If we were doing this with the full system (solvent + water), then we could just remove 3 degrees of freedom. 

In [None]:
results_protein.system.ndof_reduction_tra *= 2170.4375 / 96390.4017

In [None]:
pv.kinetic_energy.equipartition(results_protein,strict=False, filename='equipartition_vr_1', screen=True,
                                    verbosity=3)
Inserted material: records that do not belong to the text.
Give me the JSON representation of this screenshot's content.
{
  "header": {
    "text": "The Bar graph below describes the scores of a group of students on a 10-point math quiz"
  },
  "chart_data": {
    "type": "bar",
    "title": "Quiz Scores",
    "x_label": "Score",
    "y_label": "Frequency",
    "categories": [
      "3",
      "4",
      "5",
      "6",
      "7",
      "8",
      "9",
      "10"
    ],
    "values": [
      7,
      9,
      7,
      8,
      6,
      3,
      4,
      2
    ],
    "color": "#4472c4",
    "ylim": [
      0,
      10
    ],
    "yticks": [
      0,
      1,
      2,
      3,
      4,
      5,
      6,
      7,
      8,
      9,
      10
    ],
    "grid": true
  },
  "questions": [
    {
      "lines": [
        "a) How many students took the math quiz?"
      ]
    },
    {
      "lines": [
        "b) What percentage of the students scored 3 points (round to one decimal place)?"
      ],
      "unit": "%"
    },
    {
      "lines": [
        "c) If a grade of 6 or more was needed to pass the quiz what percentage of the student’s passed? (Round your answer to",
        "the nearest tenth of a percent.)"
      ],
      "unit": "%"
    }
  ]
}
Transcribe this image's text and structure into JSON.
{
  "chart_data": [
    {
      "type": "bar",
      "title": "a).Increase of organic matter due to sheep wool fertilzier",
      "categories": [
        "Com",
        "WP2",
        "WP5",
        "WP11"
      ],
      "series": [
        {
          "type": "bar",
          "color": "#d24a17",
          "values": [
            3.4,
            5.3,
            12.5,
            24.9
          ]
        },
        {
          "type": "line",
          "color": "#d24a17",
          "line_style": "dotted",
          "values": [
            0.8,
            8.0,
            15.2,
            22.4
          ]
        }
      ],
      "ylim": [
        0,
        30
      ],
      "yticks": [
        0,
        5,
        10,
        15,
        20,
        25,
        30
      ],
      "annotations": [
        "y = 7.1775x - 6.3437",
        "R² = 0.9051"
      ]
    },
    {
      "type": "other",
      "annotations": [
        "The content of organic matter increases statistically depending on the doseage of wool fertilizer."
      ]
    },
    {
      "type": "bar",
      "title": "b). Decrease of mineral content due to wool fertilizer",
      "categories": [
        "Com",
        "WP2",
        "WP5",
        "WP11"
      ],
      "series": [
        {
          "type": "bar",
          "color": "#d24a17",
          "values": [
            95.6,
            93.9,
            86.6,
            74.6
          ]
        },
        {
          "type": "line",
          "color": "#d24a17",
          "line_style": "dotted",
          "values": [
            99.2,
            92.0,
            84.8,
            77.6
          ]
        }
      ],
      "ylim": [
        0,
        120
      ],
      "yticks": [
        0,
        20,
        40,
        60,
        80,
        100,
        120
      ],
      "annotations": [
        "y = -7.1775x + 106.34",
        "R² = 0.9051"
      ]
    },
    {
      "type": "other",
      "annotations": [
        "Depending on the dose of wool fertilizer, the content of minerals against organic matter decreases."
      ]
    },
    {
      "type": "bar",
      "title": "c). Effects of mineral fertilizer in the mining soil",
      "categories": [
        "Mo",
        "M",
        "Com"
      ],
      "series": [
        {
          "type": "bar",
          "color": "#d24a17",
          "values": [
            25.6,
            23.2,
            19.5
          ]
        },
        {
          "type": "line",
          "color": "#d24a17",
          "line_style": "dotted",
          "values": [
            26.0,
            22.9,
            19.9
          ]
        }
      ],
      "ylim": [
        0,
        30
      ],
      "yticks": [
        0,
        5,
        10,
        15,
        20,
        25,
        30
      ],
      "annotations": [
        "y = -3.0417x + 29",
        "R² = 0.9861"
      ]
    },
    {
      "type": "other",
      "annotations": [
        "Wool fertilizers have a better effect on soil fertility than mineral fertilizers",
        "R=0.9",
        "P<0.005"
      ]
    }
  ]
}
Now let's look at Berendsen weak coupling!

In [None]:
results_protein = gmx.get_simulation_data(mdp='systems/trp-cage/be_1/protein.mdp',
                                              top='systems/trp-cage/be_1/trp-cage.top',
                                              edr='systems/trp-cage/be_1/run.edr',
                                              trr='systems/trp-cage/be_1/protein.trr')  

In [None]:
results_protein.system.ndof_reduction_tra *= 2170.4375 / 96390.4017

In [None]:
pv.kinetic_energy.equipartition(results_protein,strict=False, filename='equipartition_be_1', screen=True,
                                    verbosity=3)

## Exercise: 
Now see what happens when we use two different thermostatting groups, one each for the solvent and the protein, with both the velocity rescale thermostat (`vr`) and the Berendsen weak-coupling thermostat (`be`).